The sound of a muffled knock on the rear wall signals they are all safely on board.

The keys still dangle from the ignition, and Lilly kicks the engine to life. Gloria takes her place on the passenger side, shutting the door behind her as quietly as possible. She gazes out her open window. On the edges of the herd, some of the stray biters have noticed them, turning languidly in their direction, starting to drag toward them.

Gloria sticks the barrel of her Glock 19 out the open window, preparing to fire a few suppressing shots as Lilly slams the gearbox into reverse, but Gloria freezes when she catches a glimpse of just exactly what lies on the ground in the heart of the swarm.

Already torn apart and eviscerated beyond recognition, the human remains feature familiar clumps of long curly hair, shredded leather, and an ammo vest now torn to pieces. Two biters fight over a single motorcycle boot, the visible white fibula bone and part of a bloody ankle still lodged inside it. Gloria sucks in a breath. “Oh dear Jesus God … what have we done?”

“Don’t look,” Lilly utters under her breath as she kicks the accelerator.

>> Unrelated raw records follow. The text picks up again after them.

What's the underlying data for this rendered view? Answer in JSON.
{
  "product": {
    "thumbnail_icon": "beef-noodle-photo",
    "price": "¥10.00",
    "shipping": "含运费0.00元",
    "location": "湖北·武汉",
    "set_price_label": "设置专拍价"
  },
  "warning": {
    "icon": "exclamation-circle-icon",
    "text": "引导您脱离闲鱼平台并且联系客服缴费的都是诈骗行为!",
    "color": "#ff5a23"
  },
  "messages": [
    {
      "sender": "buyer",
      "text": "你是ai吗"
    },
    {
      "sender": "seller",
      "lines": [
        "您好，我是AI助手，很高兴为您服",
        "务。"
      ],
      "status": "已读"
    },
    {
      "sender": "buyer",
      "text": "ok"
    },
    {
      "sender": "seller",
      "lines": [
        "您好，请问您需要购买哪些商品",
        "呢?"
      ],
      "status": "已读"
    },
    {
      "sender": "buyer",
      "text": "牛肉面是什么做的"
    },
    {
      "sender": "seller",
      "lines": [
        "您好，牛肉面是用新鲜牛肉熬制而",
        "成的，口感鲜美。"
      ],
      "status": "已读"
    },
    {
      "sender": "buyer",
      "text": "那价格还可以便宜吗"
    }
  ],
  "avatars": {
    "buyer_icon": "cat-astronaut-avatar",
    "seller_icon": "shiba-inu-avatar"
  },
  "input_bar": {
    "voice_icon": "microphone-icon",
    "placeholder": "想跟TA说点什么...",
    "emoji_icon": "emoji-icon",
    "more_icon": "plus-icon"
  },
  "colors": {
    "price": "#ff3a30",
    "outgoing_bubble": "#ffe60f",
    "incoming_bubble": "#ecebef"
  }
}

The gears shriek, and the truck lurches into reverse. The gravitational forces shove Lilly and Gloria forward, nearly slamming them into the dash as the vehicle’s undercarriage shudders and threatens to break into pieces. The massive tires cobble and bump over dead bodies—both walkers and humans alike—which still lie strewn across the battlefield. Lilly keeps the foot-feed pinned. A few errant biters get bowled over by the rear bumper in a succession of watery, arrhythmic thuds as the truck careens.

“DON’T LOOK!”

She cries it out in a strangled voice—addressing herself more than Gloria or the others—as the vehicle screams backward, skirting the edges of the swarm. The stench engulfs the rattling truck, the air black with smoke and carbon and gouts of exhaust enveloping the open windows, as the countless creatures flock like carrion crows fifty yards to the north around the pathetic human remains, which are now scattered across an entire square acre of scabrous, blood-sodden, sacrificial ground.

Don’t look,
Lilly tells herself as she slams on the brakes thirty feet from the edge of the wooded slope, smashing Gloria into the folds of the passenger seat. Lilly wrestles the shift lever into second gear and guns it.

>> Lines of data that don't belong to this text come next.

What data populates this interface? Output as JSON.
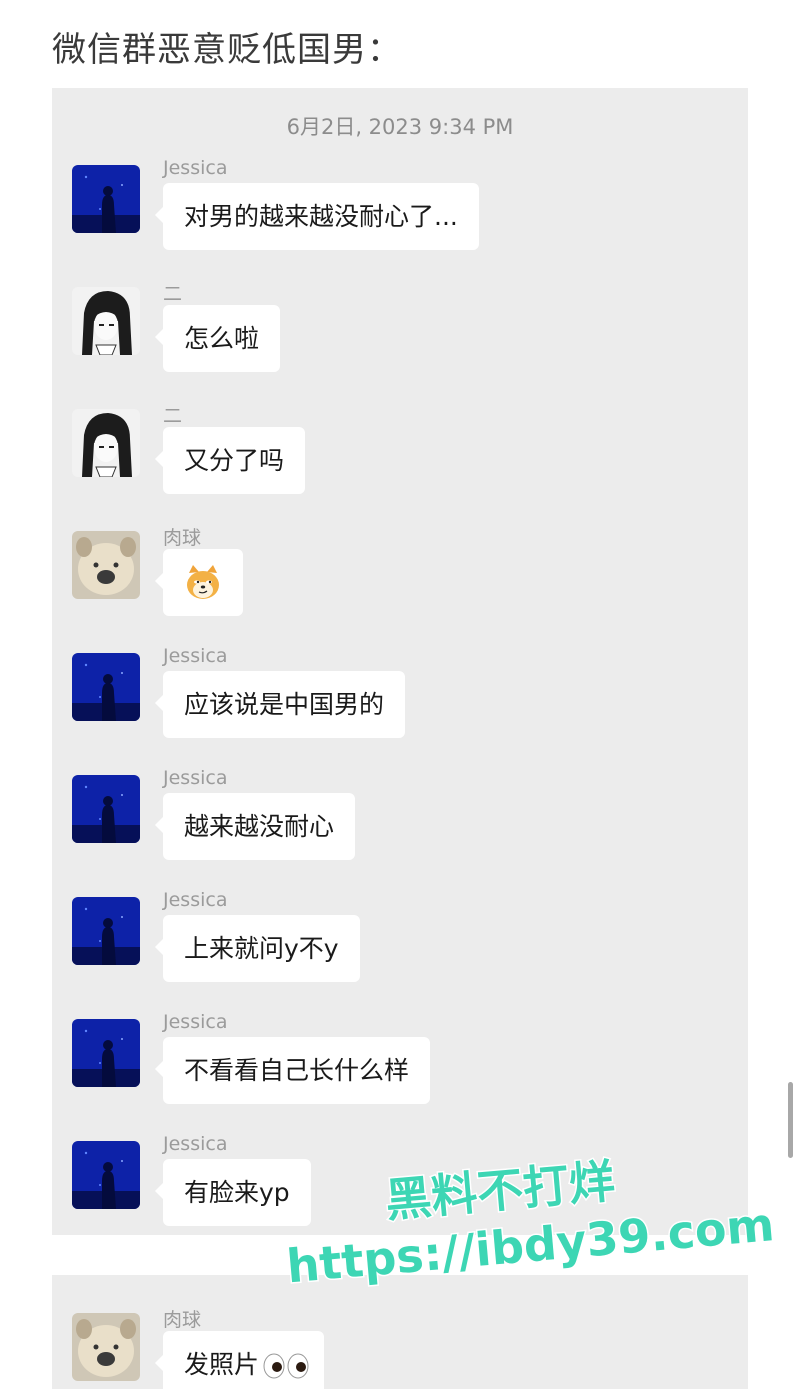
{
  "page": {
    "title": "微信群恶意贬低国男："
  },
  "chat": {
    "timestamp": "6月2日, 2023 9:34 PM",
    "messages": [
      {
        "sender": "Jessica",
        "text": "对男的越来越没耐心了...",
        "avatar": "blue-silhouette"
      },
      {
        "sender": "二",
        "text": "怎么啦",
        "avatar": "manga-girl"
      },
      {
        "sender": "二",
        "text": "又分了吗",
        "avatar": "manga-girl"
      },
      {
        "sender": "肉球",
        "emoji": "doge-emoji",
        "avatar": "dog-face"
      },
      {
        "sender": "Jessica",
        "text": "应该说是中国男的",
        "avatar": "blue-silhouette"
      },
      {
        "sender": "Jessica",
        "text": "越来越没耐心",
        "avatar": "blue-silhouette"
      },
      {
        "sender": "Jessica",
        "text": "上来就问y不y",
        "avatar": "blue-silhouette"
      },
      {
        "sender": "Jessica",
        "text": "不看看自己长什么样",
        "avatar": "blue-silhouette"
      },
      {
        "sender": "Jessica",
        "text": "有脸来yp",
        "avatar": "blue-silhouette"
      }
    ],
    "continued": [
      {
        "sender": "肉球",
        "text": "发照片",
        "emoji": "eyes-emoji",
        "avatar": "dog-face"
      }
    ]
  },
  "watermark": {
    "line1": "黑料不打烊",
    "line2": "https://ibdy39.com",
    "color": "#3dd6b4"
  }
}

The engine booms and the rear wheels dig into the muddy turf for a moment, spinning in place, and Lilly realizes—for one terrible split second—that she now has a fleeting opportunity to get a good view of the feeding frenzy that saved their lives transpiring right this instant through the blood-slimy windshield.
Don’t look, don’t look, don’t look,
she keeps repeating to herself in her mind as the rear wheels finally find purchase, and the truck plunges forward in a huge wake of dirt and detritus.

She manages not to look for the entire span of time it takes them to circle around the slope to the access road and start to weave headlong up the side of the hill, the engine bellowing.

But just as the vehicle crests the hill, Lilly shoots an involuntary glance out at the hairline fractured reflection of the side mirror.